Ruby Schembri is a white 35-year old Maltese national who moved to Britain in 2004. She recently earned £750 by taking her employer, HSBC Bank, to court claiming race discrimination because she had overheard a private conversation between colleagues.
Watford Employment Tribunal found both Debbie Jones, a local bank manager, and HSBC guilty of racial discrimination after Ms Schembri claimed that she had overheard Ms Jones say “I hate foreigners” and “I am against immigration” in a conversation with Rosemary Johnstone, a colleague, in April 2005.
“Debbie asked Rosemary if she supported the Tory or Labour Party and bluntly stated ‘I am against immigration.’ My ears pricked up and then Debbie added ‘I hate foreigners.’ I was shocked and offended. Debbie made her statement with real conviction. I found Debbie's racist comment to be offensive and very hurtful. I left the room and was on the counter. I began to cry.”
Debbie Jones told the tribunal all she had said was that she would vote for Robert Kilroy-Silk of the United Kingdom Independence Party in the May 5, 2005 general election because he would get rid of immigrants. She denied using the word foreigners. Schembri told the tribunal that she had been upset by Jones’ comments and reported them to her employers. Despite HSBC describing Jones’ remarks as “unacceptable”, she was cleared internally of misconduct and was not disciplined by the bank. She remained at her post at HSBC’s branch in Barnet, North London, apart from a few days’ compulsory “race awareness training.”
However, the employment tribunal in Watford stated that it was reasonable to infer that Jones’ remark showed a “substantial dislike of foreigners.” It unanimously ruled that Jones and HSBC were both guilty of racial discrimination and ordered them to pay £750 compensation to Schembri. The latter, who now works for NatWest, another bank, reacted to the verdict with relief: “I feel vindicated.”
The case is one of the first to find that that a comment not made directly to another person can be construed as racism. Moreover, the court ruled that using the term “foreigners” is racist. The verdict also indicates that the mere fact of “disliking” foreigners constitutes a crime, even if one’s dislike is purely private and is not shown directly in one’s behaviour towards a foreigner.
During the row over the Muhammad cartoons some stated that censorship is a form of politeness because no-one is allowed to insult another person or his (religious) feelings. In contemporary Britain the mere harbouring of negative feelings is considered by some to be an insult to them. Consequently, as the British case shows, this makes it financially rewarding to become informers, reporting overheard conversations to the authorities.
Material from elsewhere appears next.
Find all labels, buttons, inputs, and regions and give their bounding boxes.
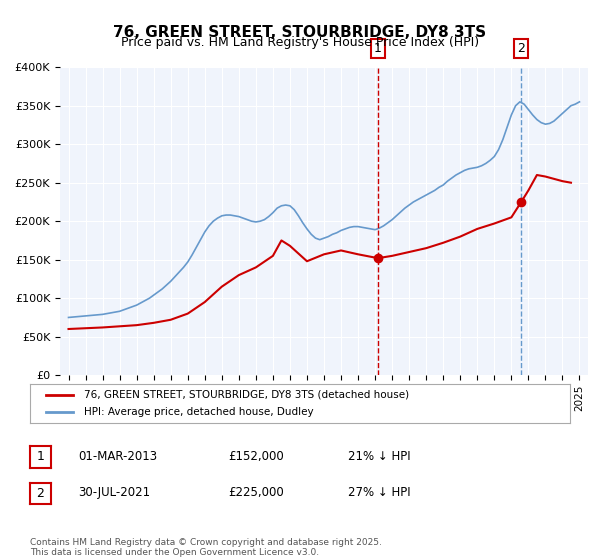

British citizens who wish to express their reservations about immigration better be careful and never talk in the presence of “foreigners” – including white Maltese citizens.
People who in the past would have pursued careers as Inquisition officials, as Gestapo or Stasi informers, or as interrogators in Lubyanka Prison, have new prospects. Thanks to the multicultural society they can snitch on colleagues and neighbours.